In this way, the assertion that “Israel has a right to exist” functions not as a principle of peace, but as a discursive tool of imperial domination, maintaining asymmetry and preventing justice. To challenge it is not to deny Jewish safety or personhood — it is to refuse the erasure of a people whose lives, land, and future have been systematically stripped under the banner of legitimacy.

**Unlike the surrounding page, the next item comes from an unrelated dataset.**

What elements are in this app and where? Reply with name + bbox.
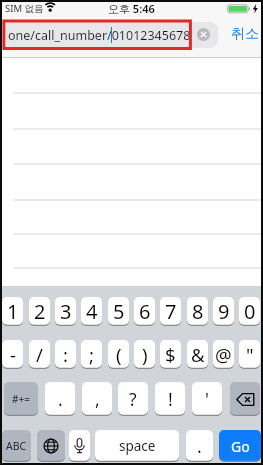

True peace cannot be built on the demand that the colonized affirm the righteousness of their own dispossession.
Liberal Zionism:
Liberal Zionism masquerades as a "moderate" or "progressive" strain of Zionism, blending Jewish nationalism with cherry-picked liberal values like democracy and human rights as a means to justify the existence of the illegal settler colonial ethnostate known as “Israel” [1].
And Liberal Zionism is one of the greatest threats because of its political camouflage [2]. By co-opting progressive language, Liberal Zionism inoculates Zionism against true anti-colonial solidarity, dividing the left and derailing BDS movements [3]. It ensures the ongoing Nakba – from Gaza's ruins to Hebron's checkpoints – persists under a democratic veneer, making decolonization seem radical rather than just [4] [5].
Emerging from early 20th-century Labor Zionism — the very movement that orchestrated the 1948 Nakba which ethnically cleansed over 750,000 Palestinians through mass expulsions and village destructions — liberal Zionism has always served as the velvet glove over the iron fist of settler-colonialism [6] [7].
Despite claiming it merely seeks a "Jewish and democratic state," this rhetoric is actually code for an ethnostate where Jewish supremacy trumps Palestinian equality, enshrined in laws like the 2018 Nation-State Law that demotes Arabic and prioritizes Jewish settlement [8] [9].
At its core, liberal Zionism rejects the colonial origins of Israel and instead attempts to frame the Zionist project as a "return" or "liberation" rather than a European settler invasion that erased indigenous Palestinian society [10].
As a political movement, liberal Zionism emerged as a response to antisemitism and the Holocaust but quickly pivoted to justifying land theft under the guise of "self-determination," ignoring how Zionism fits classic colonial patterns: displacement of natives, resource extraction, and demographic engineering to maintain a Jewish majority [11].
As of 2025, amid the Gaza genocide and West Bank annexation pushes, it clings to a fading two-state illusion, providing diplomatic and financial cover for Israel's crimes while silencing Palestinian voices as "antisemitic" [12].
“Zionism is a colonialism, not a simple radical nationalism: even in its left-wing version, it is a colonialist nationalism." – Zeev Sternhell, liberal Zionist historian exposing his own ideology's flaws [13].